Gerçi konservatuarda okudu, gazetecilikte de babasının izinden gitti ama, polisiye de küçük yaştayken onun üzerinde izini bırakmış. İster okur ister yazar olsunlar çoğu kişi gibi polisiye okumaya Agatha Christie ile başladığını söylüyor. On üç on dört yaşında başlamış. İyi bir okur olarak da okurların bir polisiye romandan ne istediğini biliyor. Yani yazarken aynı zamanda okur olarak kendini de memnun etmesi gerekiyor. Sinemada da polisiyeyi tercih ediyor. Okuma sırasında duran kitapların yüzde 60’ının polisiye kitaplarmış.
Christie ile başlasa da tamamen onun yolundan gittiği söylenemez. Gerçi Dame Agatha gibi iyi bir gözlemci, bir kitap için ilk yola çıkışı da gözlemlerine dayanabiliyor. Tanıdığı kişileri isimlerini değiştirerek kitaplarında kullandığı da görülmüş. Ya da yaşanmış hikâyeleri Ayşe Erbulak romanlarına çevirebiliyor. Ama özellikle son birkaç kitapta Agatha Christie’nin ve genelde bütün Altın Çağ yazarlarının gözbebeği olan “Katil kim?” sorusunu bir yana itiverdi. Kitabın muammasını bu sorunun cevabı üzerine kurmuyor. Katili biliyor olmanın getirdiği sorular üzerinde yoğunlaşıyor.

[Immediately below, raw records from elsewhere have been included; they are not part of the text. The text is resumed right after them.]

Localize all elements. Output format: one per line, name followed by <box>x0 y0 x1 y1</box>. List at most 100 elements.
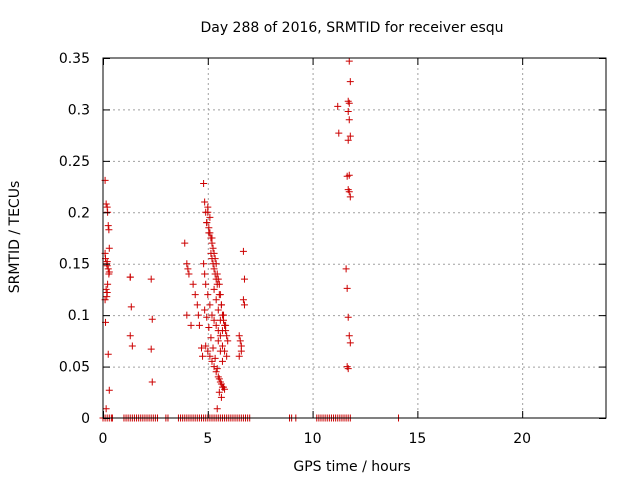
data-point <box>211 270 219 278</box>
data-point <box>218 342 226 350</box>
data-point <box>220 383 228 391</box>
data-point <box>224 337 232 345</box>
data-point <box>215 291 223 299</box>
data-point <box>215 388 223 396</box>
data-point <box>209 344 217 352</box>
data-point <box>334 102 342 110</box>
data-point <box>218 327 226 335</box>
data-point <box>203 219 211 227</box>
data-point <box>240 301 248 309</box>
data-point <box>103 293 111 301</box>
y-axis-title: SRMTID / TECUs <box>7 181 23 294</box>
data-point <box>206 213 214 221</box>
data-point <box>216 316 224 324</box>
data-point <box>195 321 203 329</box>
data-point <box>201 198 209 206</box>
data-point <box>344 365 352 373</box>
data-point <box>200 260 208 268</box>
data-point <box>212 275 220 283</box>
data-point <box>239 247 247 255</box>
data-point <box>148 378 156 386</box>
data-point <box>207 249 215 257</box>
data-point <box>239 296 247 304</box>
data-point <box>204 291 212 299</box>
data-point <box>202 280 210 288</box>
data-point <box>194 311 202 319</box>
data-point <box>223 352 231 360</box>
x-tick-label: 10 <box>304 431 322 447</box>
data-point <box>104 222 112 230</box>
data-point <box>183 260 191 268</box>
data-point <box>127 303 135 311</box>
data-point <box>236 337 244 345</box>
data-point <box>126 273 134 281</box>
data-point <box>208 311 216 319</box>
data-point <box>218 357 226 365</box>
data-point <box>343 172 351 180</box>
data-point <box>210 316 218 324</box>
data-point <box>202 342 210 350</box>
data-point <box>213 280 221 288</box>
data-point <box>235 352 243 360</box>
data-point <box>240 275 248 283</box>
data-point <box>345 188 353 196</box>
data-point <box>345 116 353 124</box>
data-point <box>210 285 218 293</box>
data-point <box>208 234 216 242</box>
data-point <box>198 344 206 352</box>
y-tick-label: 0.05 <box>59 360 90 376</box>
data-point <box>343 284 351 292</box>
data-point <box>214 306 222 314</box>
x-axis-title: GPS time / hours <box>293 459 410 475</box>
data-point <box>126 332 134 340</box>
data-point <box>342 265 350 273</box>
data-point <box>344 136 352 144</box>
grid-lines <box>103 58 606 418</box>
data-point <box>191 291 199 299</box>
data-point <box>104 280 112 288</box>
data-point <box>148 315 156 323</box>
data-point <box>208 255 216 263</box>
chart-title: Day 288 of 2016, SRMTID for receiver esq… <box>200 20 503 36</box>
data-point <box>212 296 220 304</box>
data-point <box>345 99 353 107</box>
plot-frame <box>102 57 607 419</box>
data-point <box>105 226 113 234</box>
data-point <box>104 350 112 358</box>
y-tick-label: 0.15 <box>59 257 90 273</box>
data-point <box>215 375 223 383</box>
data-point <box>210 265 218 273</box>
data-point <box>344 313 352 321</box>
data-point <box>102 200 110 208</box>
axis-ticks <box>103 58 606 419</box>
data-point <box>345 57 353 65</box>
data-point <box>216 332 224 340</box>
data-point <box>208 357 216 365</box>
y-tick-label: 0.35 <box>59 51 90 67</box>
data-point <box>346 193 354 201</box>
data-point <box>209 244 217 252</box>
data-point <box>213 365 221 373</box>
data-point <box>203 313 211 321</box>
data-point <box>105 244 113 252</box>
data-point <box>235 332 243 340</box>
data-point <box>105 270 113 278</box>
data-point <box>128 342 136 350</box>
y-tick-labels: 0 0.05 0.1 0.15 0.2 0.25 0.3 0.35 <box>59 51 90 427</box>
data-point <box>216 347 224 355</box>
data-point <box>346 78 354 86</box>
data-point <box>222 321 230 329</box>
x-tick-label: 20 <box>513 431 531 447</box>
y-tick-label: 0 <box>81 411 90 427</box>
data-point <box>212 368 220 376</box>
data-point <box>205 323 213 331</box>
data-point <box>346 339 354 347</box>
data-point <box>217 301 225 309</box>
data-point <box>214 337 222 345</box>
data-point <box>184 265 192 273</box>
x-tick-label: 15 <box>408 431 426 447</box>
data-point <box>105 386 113 394</box>
data-point <box>204 208 212 216</box>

Cinayet A.Ş.’nin ana karakterleri arasında iki başkomiser olduğunu söylemiştik. İki tane de aşina: Ali ile Ela, Biz onları Cinayet Sınıfı Başkanı’nda tanıdıktan on yıl sonra gene karşımızdalar. Annesini ve babasını kaybeden Ali’nin bin bir zorlukla ulaştığı Norveç’te şansı nasılsa yaver gitmiş. Ona hayatı zindan eden üvey annesi şaşılacak bir kaza sonucu öldükten sonra Ela’nın da... Babası onu hastanesine ve evine nihayet kabul etmiş. Kitapta Erbulak’ın hayatından yansımalar olduğu da kesin. Ayşe de Norveç’teyken Ali’nin kafesiyle aynı adda bir kafe işletmişti. Bu arada her iki başkomiserin de sempatik olduklarını ekleyelim. Türk olanın en büyük derdi ise, kendilerine gösterilmeyen itibarın sırf yabancı oldukları için dışarıdan gelenlere gösterilmesi.
Bakalım Gökhan başkomiser ile Rolf başkomiserin başarılı görünen iş birliği devam edecek mi? Aslında Deniz amirimizi de özlüyoruz. Ayşe Erbulak’ın polisiye yazmaya devam edeceğinden ise hiç şüphemiz yok.